Боевая машина любви - Александр Зорич
Шрифт:
Интервал:
Закладка:
Квадратное помещение имело размер десять на десять шагов. В центре лежал труп полураздетого человека. Его голова была свернута набок так, как никогда не удалось бы ее свернуть, будь шейные позвонки целы.
«Скорее всего, это и есть истинный сборщик дорожной пошлины.»
Эгин заглянул мертвому человеку в лицо – напрочь стертое, лишенное признаков пола и возраста. Это был результат работы Похитителя Лиц, обитавшего в зеркале-щите убитого Эгином итского мага.
На том месте, где у покойника должно было быть сердце, сидела огромная белая улитка. Размерами она приближалась к степной черепахе и имела полупрозрачную раковину, сквозь которую просматривалось прорезанное тонкими синими жилками розовое тельце.
Кроме размеров, улитка мало чем отличалась от своих декоративных собратьев, которых иногда поселяют в резервуарах для малого лама варанские эстеты.
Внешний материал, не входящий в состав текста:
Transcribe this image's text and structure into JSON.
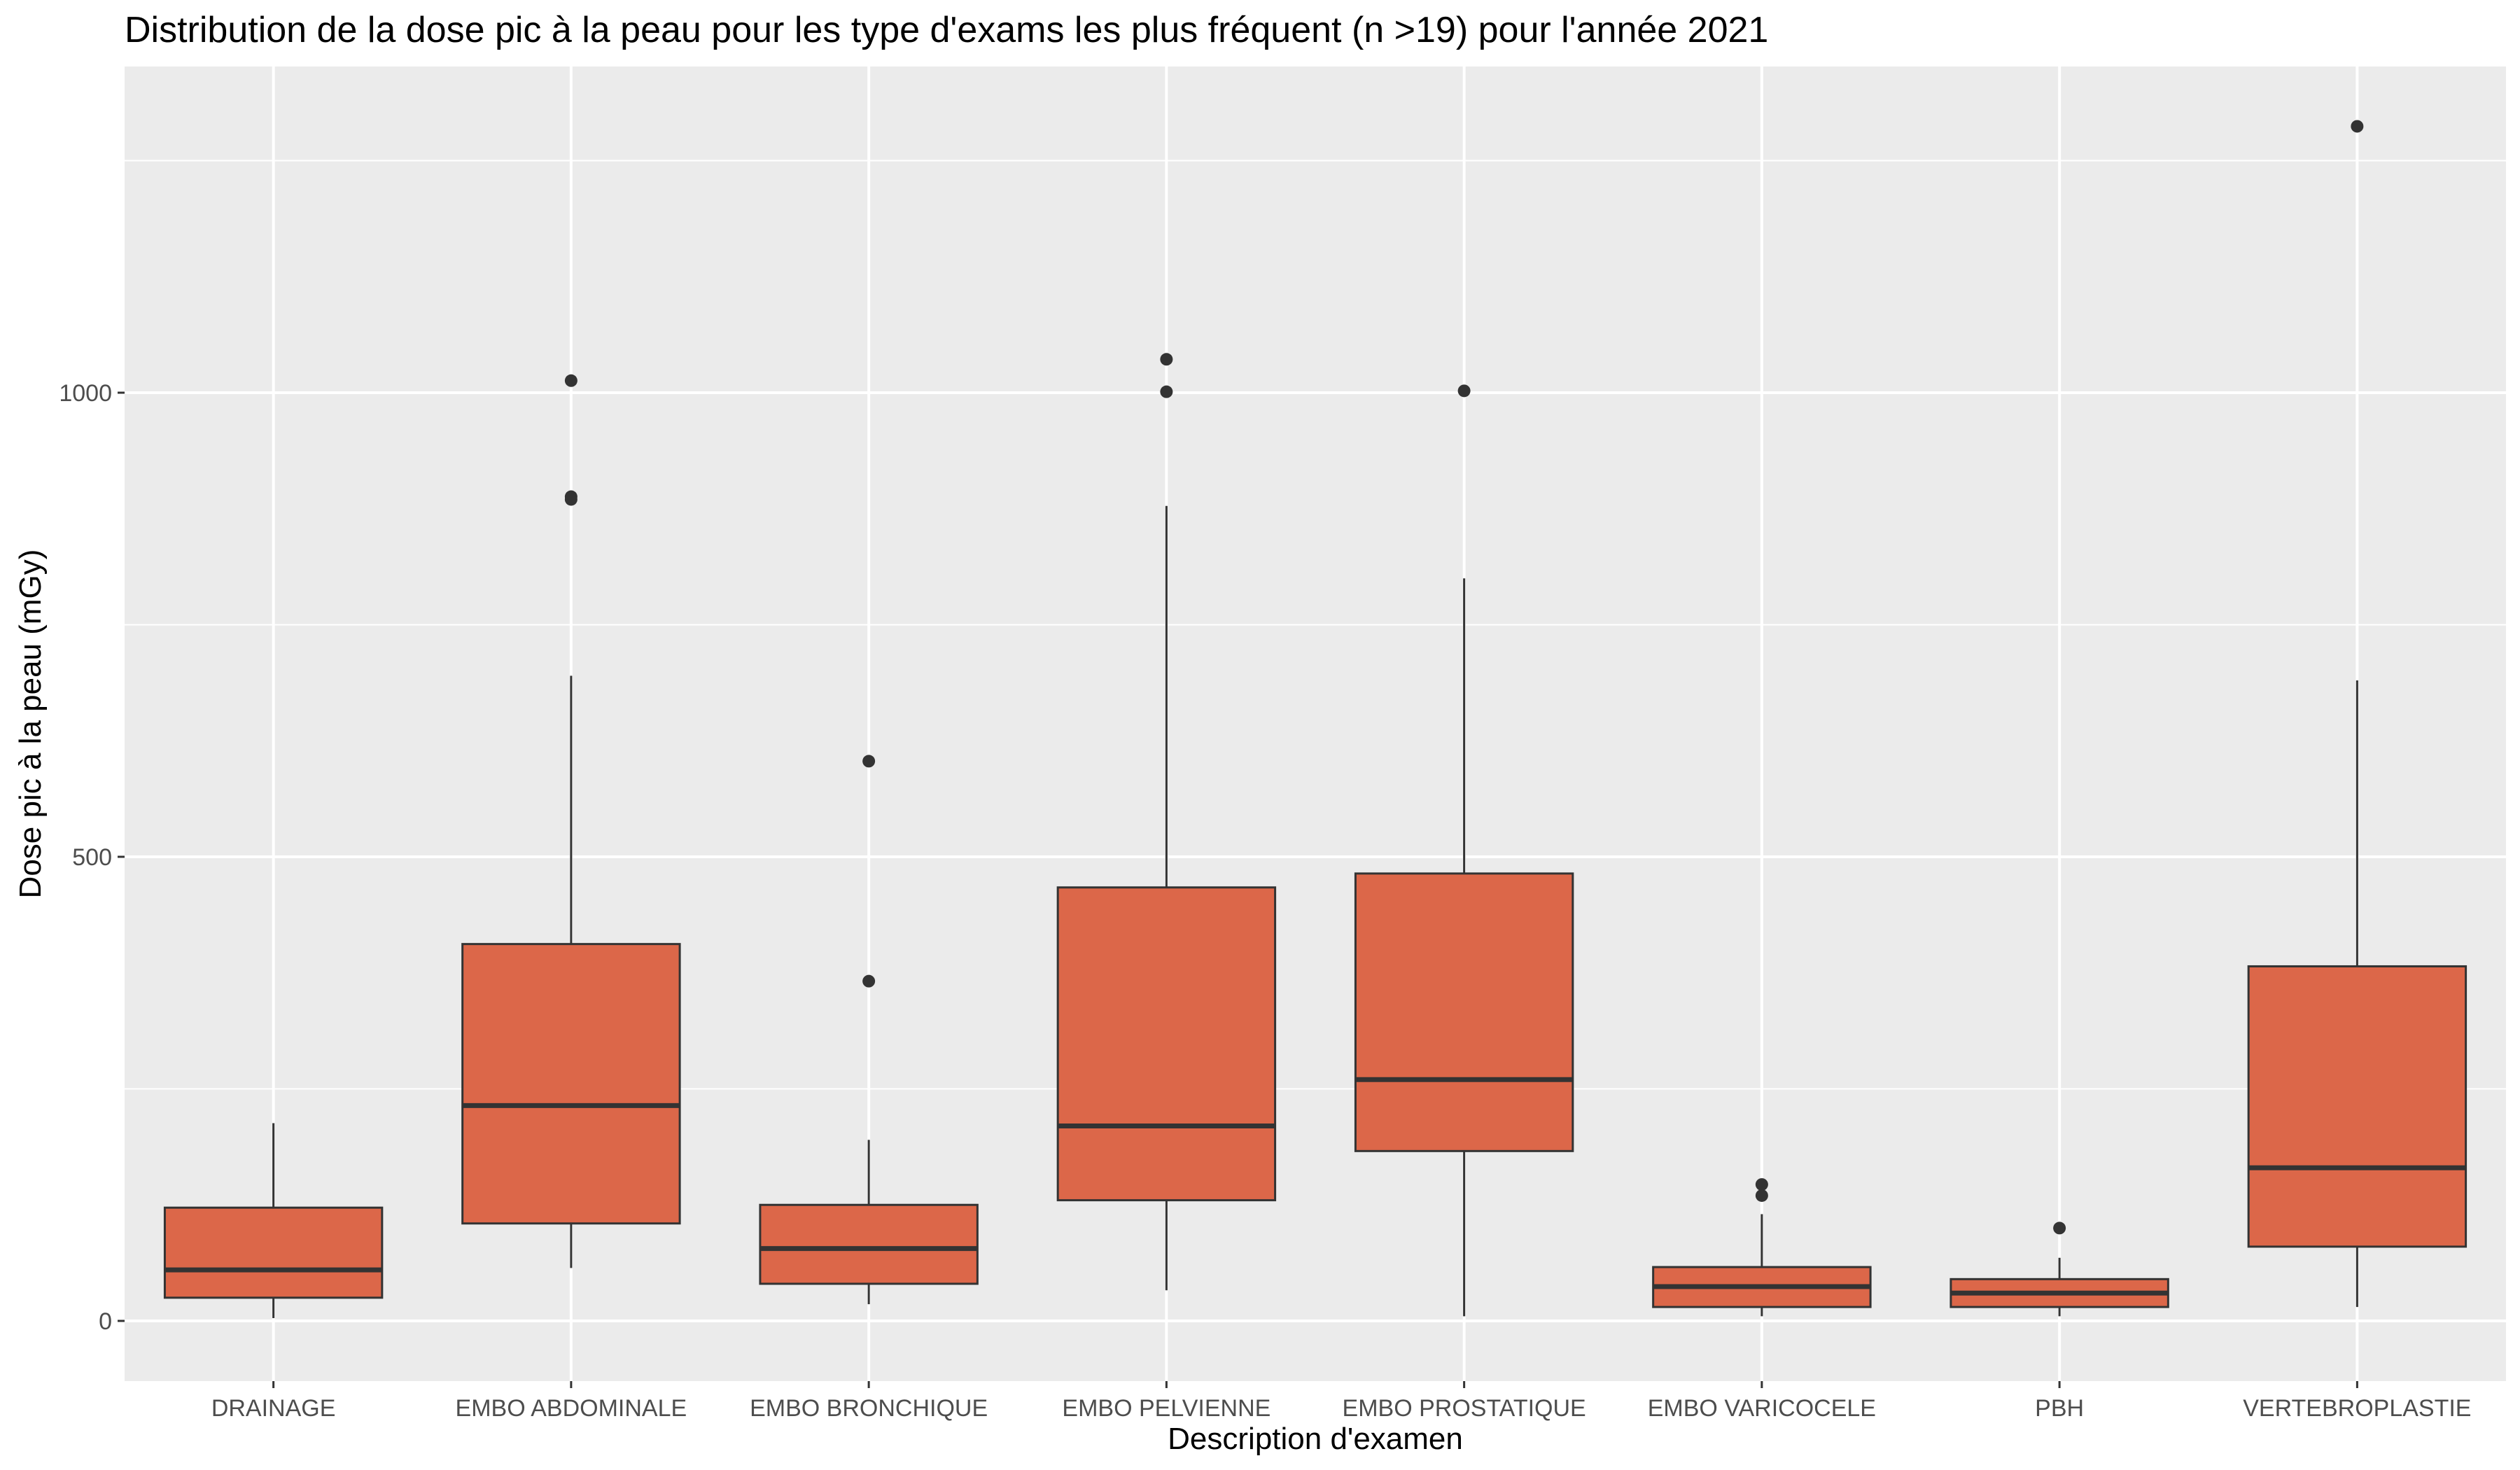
{
  "chart_data": {
    "type": "box",
    "title": "Distribution de la dose pic à la peau pour les type d'exams les plus fréquent (n >19) pour l'année 2021",
    "xlabel": "Description d'examen",
    "ylabel": "Dose pic à la peau (mGy)",
    "ylim": [
      -60,
      1290
    ],
    "yticks": [
      0,
      500,
      1000
    ],
    "grid": true,
    "legend": "none",
    "colors": {
      "box_fill": "#DC6749",
      "box_stroke": "#333333",
      "panel_bg": "#EBEBEB",
      "grid": "#FFFFFF"
    },
    "categories": [
      "DRAINAGE",
      "EMBO ABDOMINALE",
      "EMBO BRONCHIQUE",
      "EMBO PELVIENNE",
      "EMBO PROSTATIQUE",
      "EMBO VARICOCELE",
      "PBH",
      "VERTEBROPLASTIE"
    ],
    "boxes": [
      {
        "name": "DRAINAGE",
        "min": 3,
        "q1": 25,
        "median": 55,
        "q3": 122,
        "max": 213,
        "outliers": []
      },
      {
        "name": "EMBO ABDOMINALE",
        "min": 57,
        "q1": 105,
        "median": 232,
        "q3": 406,
        "max": 695,
        "outliers": [
          885,
          888,
          1013
        ]
      },
      {
        "name": "EMBO BRONCHIQUE",
        "min": 18,
        "q1": 40,
        "median": 78,
        "q3": 125,
        "max": 195,
        "outliers": [
          366,
          603
        ]
      },
      {
        "name": "EMBO PELVIENNE",
        "min": 33,
        "q1": 130,
        "median": 210,
        "q3": 467,
        "max": 878,
        "outliers": [
          1001,
          1036
        ]
      },
      {
        "name": "EMBO PROSTATIQUE",
        "min": 5,
        "q1": 183,
        "median": 260,
        "q3": 482,
        "max": 800,
        "outliers": [
          1002
        ]
      },
      {
        "name": "EMBO VARICOCELE",
        "min": 5,
        "q1": 15,
        "median": 37,
        "q3": 58,
        "max": 115,
        "outliers": [
          135,
          147
        ]
      },
      {
        "name": "PBH",
        "min": 5,
        "q1": 15,
        "median": 30,
        "q3": 45,
        "max": 68,
        "outliers": [
          100
        ]
      },
      {
        "name": "VERTEBROPLASTIE",
        "min": 15,
        "q1": 80,
        "median": 165,
        "q3": 382,
        "max": 690,
        "outliers": [
          1287
        ]
      }
    ]
  }
}
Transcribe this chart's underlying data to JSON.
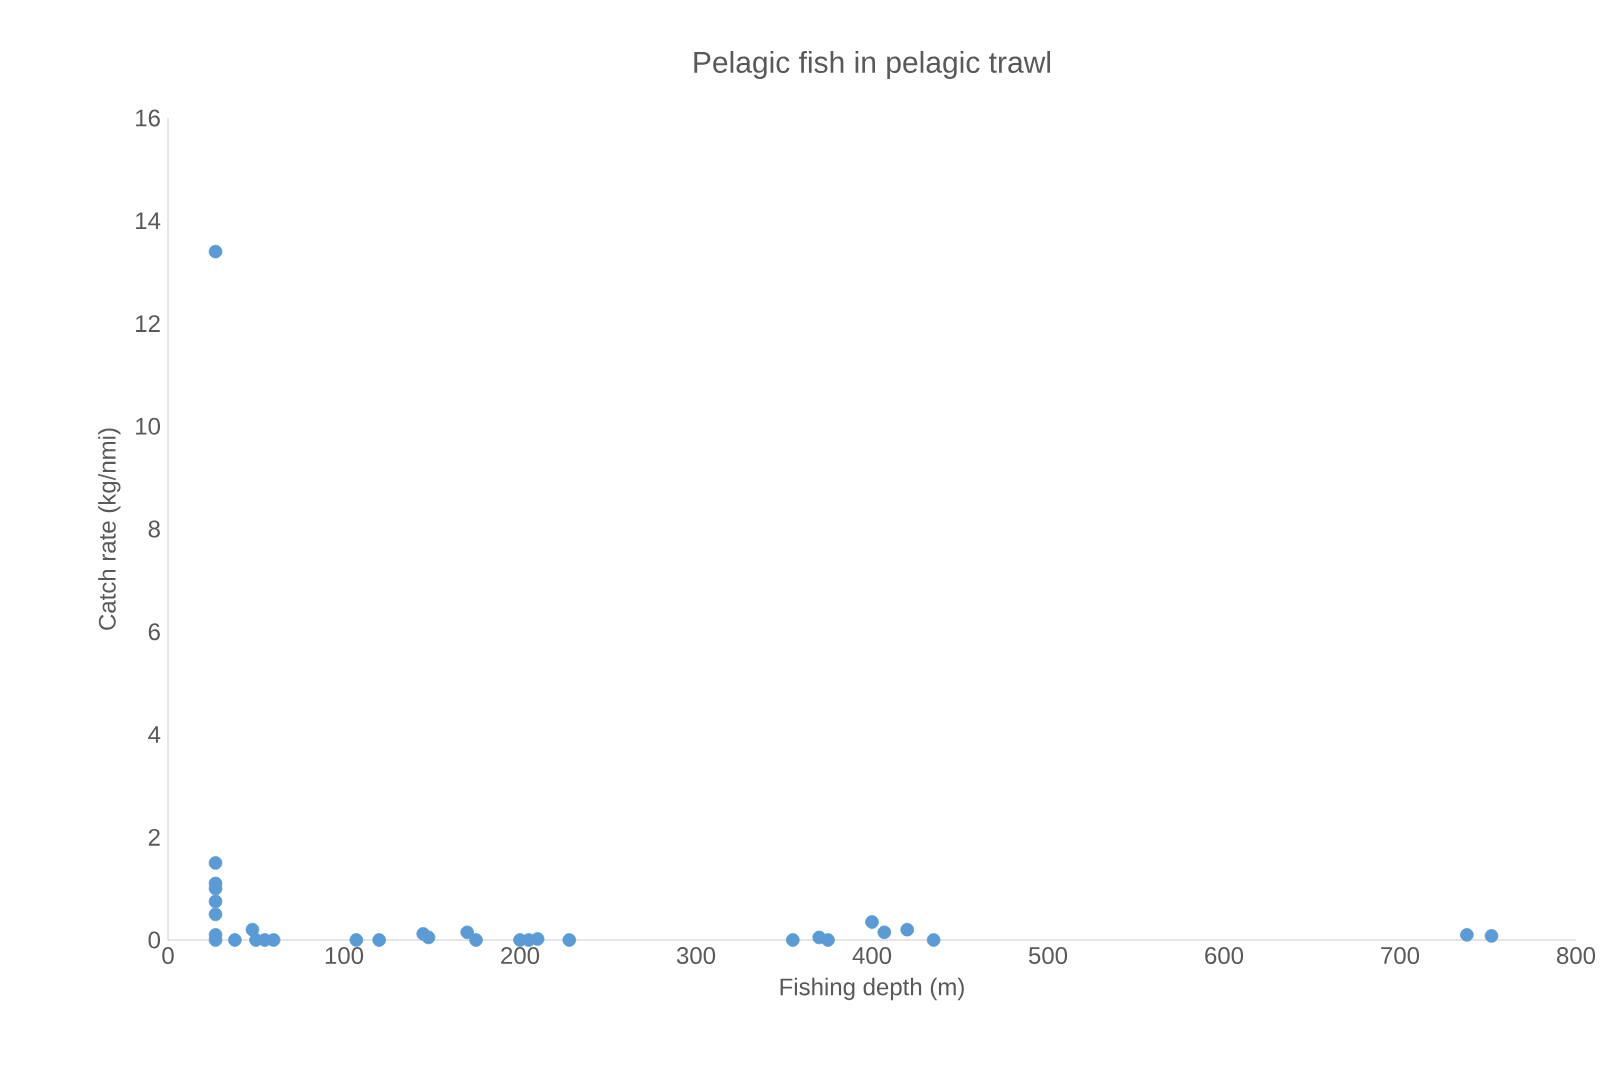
{
  "chart_data": {
    "type": "scatter",
    "title": "Pelagic fish in pelagic trawl",
    "xlabel": "Fishing depth (m)",
    "ylabel": "Catch rate (kg/nmi)",
    "x": [
      27,
      27,
      27,
      27,
      27,
      27,
      27,
      27,
      38,
      48,
      50,
      55,
      60,
      107,
      120,
      145,
      148,
      170,
      175,
      200,
      205,
      210,
      228,
      355,
      370,
      375,
      400,
      407,
      420,
      435,
      738,
      752
    ],
    "values": [
      13.4,
      1.5,
      1.1,
      1.0,
      0.75,
      0.5,
      0.1,
      0,
      0,
      0.2,
      0,
      0,
      0,
      0,
      0,
      0.12,
      0.05,
      0.15,
      0,
      0,
      0,
      0.02,
      0,
      0,
      0.05,
      0,
      0.35,
      0.15,
      0.2,
      0,
      0.1,
      0.08
    ],
    "color": "#5b9bd5",
    "marker": "circle",
    "grid": false,
    "xlim": [
      0,
      800
    ],
    "xticks": [
      0,
      100,
      200,
      300,
      400,
      500,
      600,
      700,
      800
    ],
    "ylim": [
      0,
      16
    ],
    "yticks": [
      0,
      2,
      4,
      6,
      8,
      10,
      12,
      14,
      16
    ]
  }
}
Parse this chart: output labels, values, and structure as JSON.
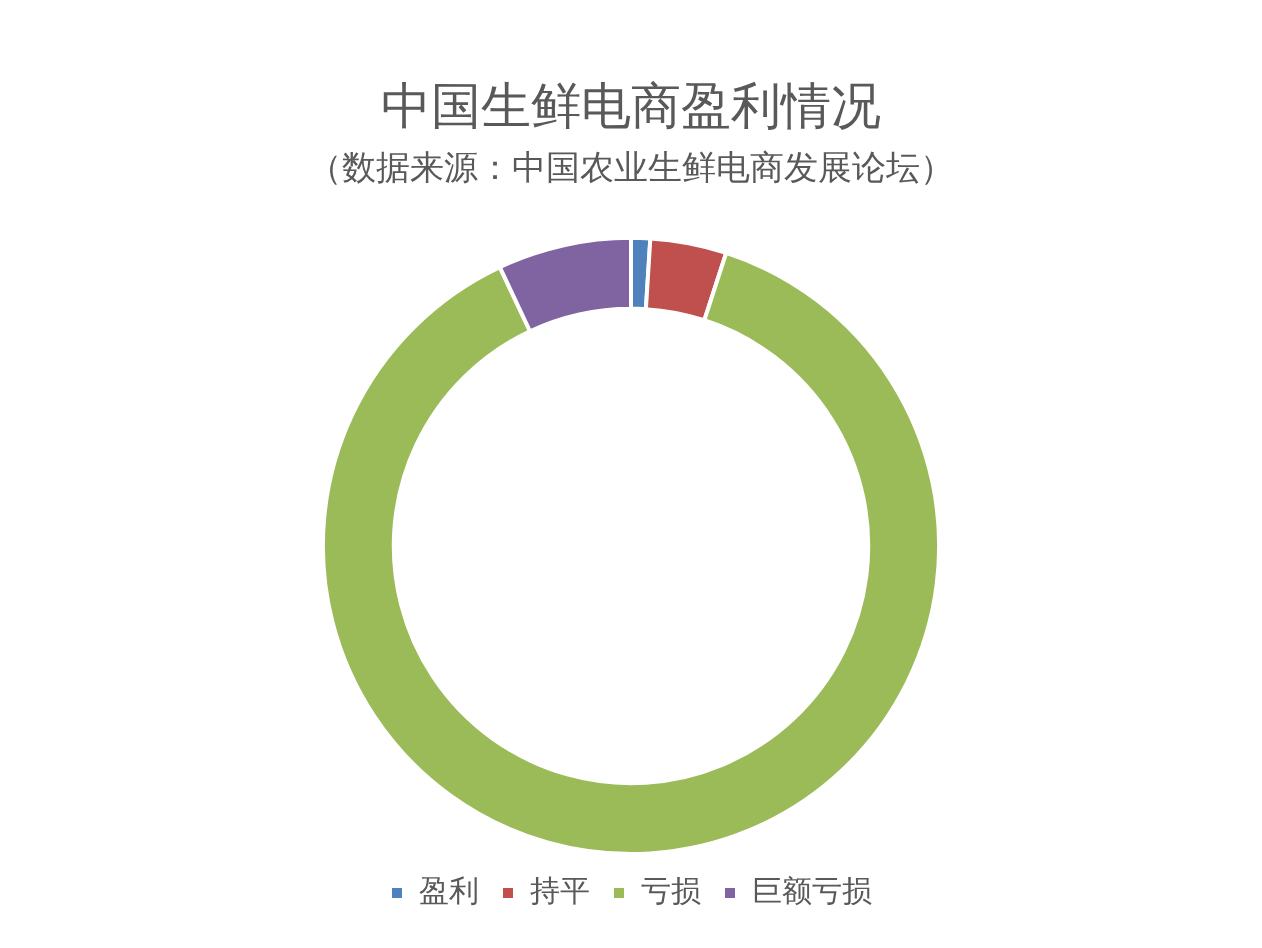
{
  "chart_data": {
    "type": "donut",
    "title": "中国生鲜电商盈利情况",
    "subtitle": "（数据来源：中国农业生鲜电商发展论坛）",
    "categories": [
      "盈利",
      "持平",
      "亏损",
      "巨额亏损"
    ],
    "values": [
      1,
      4,
      88,
      7
    ],
    "colors": [
      "#4f81bd",
      "#c0504d",
      "#9bbb59",
      "#8064a2"
    ],
    "legend": "bottom"
  }
}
Было лишь одно «но»: длинная, в два локтя, золотая игла пронзала раковину улитки, проходила ее слизнеобразное тело насквозь и исчезала в теле убитого. В ушко иглы были продеты разом несколько десятков нитей, уходящих к потолку.
А на потолке подземелья, расходясь кругами от воображаемого центра, которым служило сердце мертвого человека, едва заметно шевелились другие улитки – точные копии первой. Их раковины тоже были проткнуты иглами, связанными нитями с главной золотой иглой.
Пока Эгин с изумлением рассматривал эту чудовищную конструкцию, Милас уверенно подошел к улитке, сидевшей на трупе, и разрубил ее надвое. Раз, и еще раз, и еще.
Как только главная улитка была уничтожена, остальные обеспокоенно закопошились. Ровные круги расстроились. Твари поползли кто куда и одна за другой начали падать на пол. Эгин подошел к ближайшей и не без некоторой опаски раскроил «облачным» клинком.
– Оставьте их, они всего лишь погремушки в руках Смерти. Вся убийственная галиматья записана здесь, – Милас поднял золотую иглу, перепачканную слизью и кровью. – Без нее и без ключевого источника жизненных вибраций улитки превращаются всего лишь в ядовитое кушанье, не более того. У этого искусства множество ликов. Если бы ритуал проводился не над трупом человека, а над молодой цветущей грушей, и если бы на игле была другая запись, мы услышали бы сладкоголосое пение хора харренских мальчиков. Они бы пели «Слава!» и «Радуйся!».
– И что – бывали такие случаи?
– На этой заставе бывали любые случаи. Правда, не со мной. Этому схрону уже лет пятьсот. Его построили специально для того, чтобы в зависимости от ситуации привечать гостей теми или иными вариантами звуковой магии. Обычно здесь не играют вообще ничего. Иногда – какой-нибудь славный мотивчик. Не «Ох, красивы егеря у сотинальма Фердеря», а «В поход собираясь, он так говорит баронессе…» или «И будешь ты, царь презренный, презренней своих рабов». Нам не повезло. Нас все-таки вычислили загодя и встретили, как врагов.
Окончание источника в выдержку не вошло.